It was during the late 1960’s, and my family and I were about half the world away from North America living in Kwajalein. We had no TV, one radio station, and computers were not available to the public. A phone call to the mainland had to be arranged several weeks in advance as it took a series of HAM Radio operators to make a call. Most of what we did as kids was related to the out of doors. Fishing was a common activity.

We did not eat much fish as a family, so mostly if I caught something I threw it back. One day I caught a rockfish, a type of Bass that was common along the lagoon shore and around the marina docks. A native (Marshallese, a Micronesian from the Marshall Islands) watched me land it. As I unhooked it to throw back, he hurried over and asked if I was going to eat it. “No”. He asked if he could have it and I gave it to him. After he left a friend I was fishing with looked at me strangely and told me I should have charged him for it. When I asked, “Why would I do that?” my friend replied something derogatory about the natives and said he would have just thrown it back.
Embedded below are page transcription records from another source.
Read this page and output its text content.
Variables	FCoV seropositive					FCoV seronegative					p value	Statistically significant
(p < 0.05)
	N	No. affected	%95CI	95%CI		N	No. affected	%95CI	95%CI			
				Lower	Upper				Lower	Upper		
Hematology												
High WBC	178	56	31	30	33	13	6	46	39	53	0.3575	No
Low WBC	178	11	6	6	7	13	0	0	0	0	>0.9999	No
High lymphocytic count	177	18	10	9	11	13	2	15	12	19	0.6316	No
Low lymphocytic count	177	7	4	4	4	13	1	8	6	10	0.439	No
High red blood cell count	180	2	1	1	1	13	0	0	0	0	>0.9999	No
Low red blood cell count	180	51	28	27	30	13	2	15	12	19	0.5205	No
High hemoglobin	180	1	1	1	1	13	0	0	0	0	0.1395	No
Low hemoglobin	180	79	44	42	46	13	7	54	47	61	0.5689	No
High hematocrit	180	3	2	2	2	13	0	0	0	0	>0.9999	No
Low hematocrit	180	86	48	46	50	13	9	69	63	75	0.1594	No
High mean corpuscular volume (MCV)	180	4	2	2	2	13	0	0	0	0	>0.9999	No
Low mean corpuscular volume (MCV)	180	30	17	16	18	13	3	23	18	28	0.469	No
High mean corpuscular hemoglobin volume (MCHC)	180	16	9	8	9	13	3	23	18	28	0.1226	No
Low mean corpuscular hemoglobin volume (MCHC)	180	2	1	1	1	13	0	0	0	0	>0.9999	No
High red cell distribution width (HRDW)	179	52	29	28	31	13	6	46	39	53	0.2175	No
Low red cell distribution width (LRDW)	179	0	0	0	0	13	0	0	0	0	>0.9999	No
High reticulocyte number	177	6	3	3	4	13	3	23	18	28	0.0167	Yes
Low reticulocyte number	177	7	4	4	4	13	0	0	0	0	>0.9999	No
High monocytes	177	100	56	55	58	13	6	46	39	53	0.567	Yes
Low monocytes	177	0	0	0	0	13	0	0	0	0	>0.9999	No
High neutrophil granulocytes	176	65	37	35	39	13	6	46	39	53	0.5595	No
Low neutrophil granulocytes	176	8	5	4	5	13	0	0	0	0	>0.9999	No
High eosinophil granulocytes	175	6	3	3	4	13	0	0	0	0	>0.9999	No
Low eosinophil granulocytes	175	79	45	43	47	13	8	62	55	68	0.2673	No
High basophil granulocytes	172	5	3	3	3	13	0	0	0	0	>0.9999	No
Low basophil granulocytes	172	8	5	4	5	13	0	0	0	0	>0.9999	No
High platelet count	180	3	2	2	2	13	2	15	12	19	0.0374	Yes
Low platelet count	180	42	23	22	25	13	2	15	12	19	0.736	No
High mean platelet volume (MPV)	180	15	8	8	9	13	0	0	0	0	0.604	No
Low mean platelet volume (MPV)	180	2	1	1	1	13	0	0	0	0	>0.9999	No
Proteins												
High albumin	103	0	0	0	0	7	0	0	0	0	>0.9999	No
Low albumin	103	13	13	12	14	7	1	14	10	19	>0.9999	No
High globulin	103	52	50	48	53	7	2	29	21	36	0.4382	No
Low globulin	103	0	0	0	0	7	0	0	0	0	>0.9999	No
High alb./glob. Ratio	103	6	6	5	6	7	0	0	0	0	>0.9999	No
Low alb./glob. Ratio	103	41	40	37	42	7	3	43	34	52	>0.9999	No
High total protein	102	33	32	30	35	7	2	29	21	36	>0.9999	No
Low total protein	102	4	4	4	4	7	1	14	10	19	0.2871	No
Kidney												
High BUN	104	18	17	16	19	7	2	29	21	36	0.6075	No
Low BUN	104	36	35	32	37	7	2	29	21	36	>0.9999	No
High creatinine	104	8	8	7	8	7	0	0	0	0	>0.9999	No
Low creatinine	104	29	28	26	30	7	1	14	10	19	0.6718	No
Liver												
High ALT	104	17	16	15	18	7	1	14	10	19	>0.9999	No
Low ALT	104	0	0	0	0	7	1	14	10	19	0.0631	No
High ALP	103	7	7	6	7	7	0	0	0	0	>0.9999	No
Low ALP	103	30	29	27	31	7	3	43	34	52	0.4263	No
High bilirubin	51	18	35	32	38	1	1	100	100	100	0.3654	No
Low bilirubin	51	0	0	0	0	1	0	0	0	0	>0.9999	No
I guess I was naïve for a 12 year old, because I did not understand anything my friend was telling me. Why would you not do something nice for someone? It was easy to hand him the fish. It was fun to catch and I thought it interesting it might be someone’s lunch. As I have grown older, I have a better sense of that exchange with my friend. The longer I was on the island the more derogatory comments I heard about the natives. It was later in life that I was able to give the remarks a name and understand them as racism.

As I have grown older and not always acted in the kindest of ways myself, I have a sense of why people might not act in a manner of kindness towards another. Sometimes it happens because we are tired and just have nothing left to give. Sometimes it happens because no one has been kind to us for a long time. Sometimes we were not taught to be kind. Sometimes we are afraid that someone might take advantage of us. There are many reasons.

In my own journey through life, I have learned that kindness does matter. Doing something for another, even if it is an inconvenience, matters greatly. It matters to the person receiving the act and it matters to the person giving the act. Acting on behalf of another is a healing thing for both people. Looking back on giving the man that fish, I know from the expression on his face that it mattered. I know how I felt giving him that fish and how much joy it gave me to see his smile and hear his “thankyou”. That is why I did not understand what my friend was trying to tell me. In my faith tradition, Jesus talks a great deal about loving the neighbor, acting in kindness towards another, even to the point of risking one’s own life. To act in love is to experience salvation – a word that at its root means, “To be healed.”

Please continue to be kind to one another always but, especially during this challenging time.